Meu sapato preferido também é marrom, ele é meio alto, tem um solado duro, resistente, e por ser alto me ajuda a andar mais rápido do que já ando. Me deixa descolado do chão mas não me tira da terra. Tenho uma blusa marrom, a única peça de roupa marrom, o tecido dela é um dos mais confortável de todos que tenho. Olhei para os olhos ao meu lado esperando que uma conversa fosse puxada, mas talvez o silêncio que vem do meu lado seja tão forte quanto o meu próprio silêncio, talvez a pressa que me recebeu seja a mesma que me levou a sair de casa e chegar até aqui. Tem um cansaço nos nossos olhos.
Complemento o marrom com o preto das molduras, das panelas, de metade das roupas, do notebook, da mesa do computador, do colchonete que não uso a dois meses, da chinela, de algumas cestas pequenas de plásticos que uso para separar frascos de produtos de higiene e limpeza do rosto, esses que também a tempos não uso. Alguns livros tem a capa preta, esses são os mais bonitos que tenho. Como é lindo ver um papel preto!
Tem também o preto das bandeiras que estendo na parede branca da sala (sim, elas continuarão brancas). A moldura do espelho no quarto também é marrom e o ventilador é preto. Os olhos dela eu não lembro que cores são, não enxergo bem o suficiente pra ver nem de perto nem de longe.
3 – Apartamento
Algum apartamento vizinho faz um comida com cheiro forte, possivelmente com algum desses tempero pronto, dos que 70% é sódio sabor morte lenta. Mas os cheiros dos vizinhos só vem uma vez perdida, o que mais vem é o cigarro da parede ao lado. Queria que soubesse que a fumaça me incomoda, mas o meu cansaço é maior que meu incomodo, que meu desejo, que minha vontade, que meu querer.
Mais uma vez eu perdi um eclipse lunar, nem tento mais ver. O eclipse lunar mais longo dos últimos 580 anos ocorreu numa sexta-feira, na virada pro dia 20 de novembro. Certo, já faz um tempinho que aconteceu, mas o rolê é que desde então eu percebi que a lua apontava para o meu lado da janela, e que eventualmente, em noites não programadas, ela iluminava o chão da sala, a cama no quarto e a cadeira no escritório. Essa luz branca que a gente falseia com luz azulada no cinema, se liga?!

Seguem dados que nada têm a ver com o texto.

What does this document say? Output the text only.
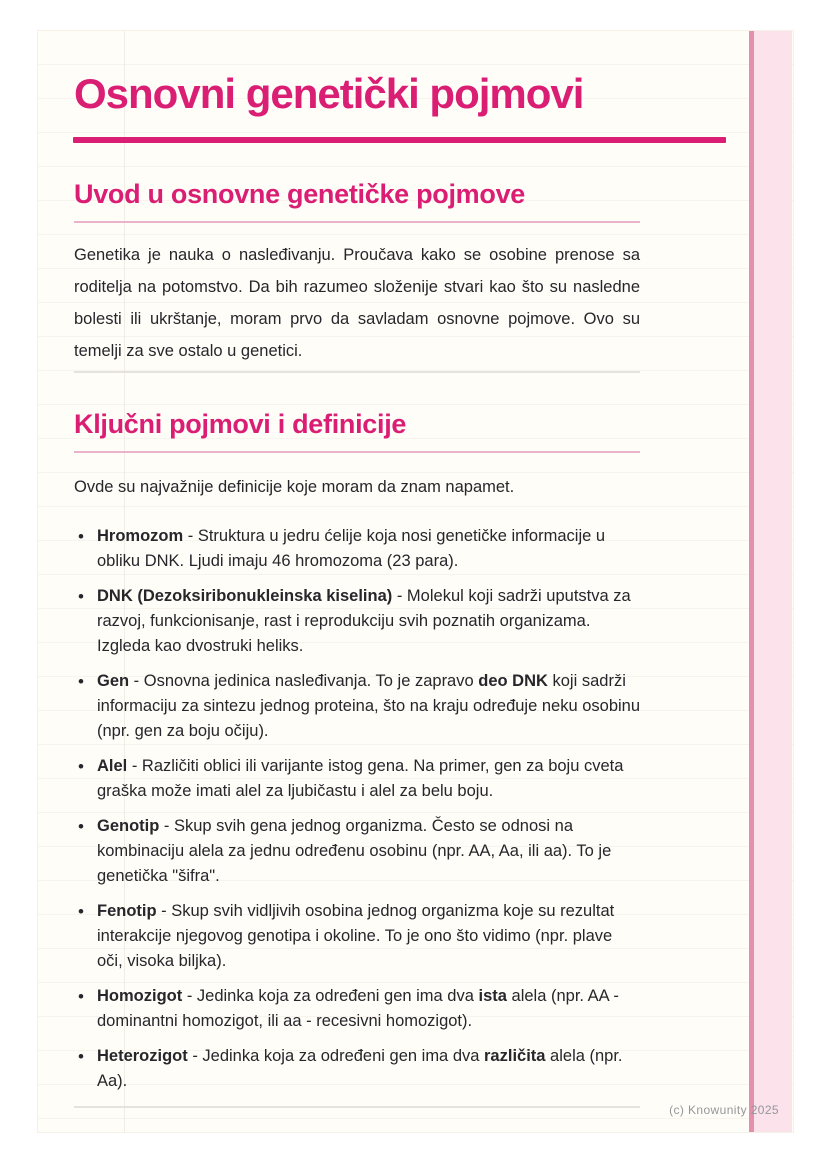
Osnovni genetički pojmovi
Uvod u osnovne genetičke pojmove

Genetika je nauka o nasleđivanju. Proučava kako se osobine prenose sa roditelja na potomstvo. Da bih razumeo složenije stvari kao što su nasledne bolesti ili ukrštanje, moram prvo da savladam osnovne pojmove. Ovo su temelji za sve ostalo u genetici.

Ključni pojmovi i definicije

Ovde su najvažnije definicije koje moram da znam napamet.

• Hromozom - Struktura u jedru ćelije koja nosi genetičke informacije u obliku DNK. Ljudi imaju 46 hromozoma (23 para).
• DNK (Dezoksiribonukleinska kiselina) - Molekul koji sadrži uputstva za razvoj, funkcionisanje, rast i reprodukciju svih poznatih organizama. Izgleda kao dvostruki heliks.
• Gen - Osnovna jedinica nasleđivanja. To je zapravo deo DNK koji sadrži informaciju za sintezu jednog proteina, što na kraju određuje neku osobinu (npr. gen za boju očiju).
• Alel - Različiti oblici ili varijante istog gena. Na primer, gen za boju cveta graška može imati alel za ljubičastu i alel za belu boju.
• Genotip - Skup svih gena jednog organizma. Često se odnosi na kombinaciju alela za jednu određenu osobinu (npr. AA, Aa, ili aa). To je genetička "šifra".
• Fenotip - Skup svih vidljivih osobina jednog organizma koje su rezultat interakcije njegovog genotipa i okoline. To je ono što vidimo (npr. plave oči, visoka biljka).
• Homozigot - Jedinka koja za određeni gen ima dva ista alela (npr. AA - dominantni homozigot, ili aa - recesivni homozigot).
• Heterozigot - Jedinka koja za određeni gen ima dva različita alela (npr. Aa).
(c) Knowunity 2025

Tenho estado muito cansado, me cansa sobretudo te dizer que estou cansado. Mas também não sei bem como descansar: é só não fazer nada? Dormir o máximo que puder? Não pensar em nada? Meditar 4 horas por dia? Descansar talvez seja não ler até aqui, não pensar em nada, ficar em silêncio com a cabeça no peito de alguém, e voltar pra casa pra dormir.
A minha rede também é marrom, quase que eu esquecia de comentar isso.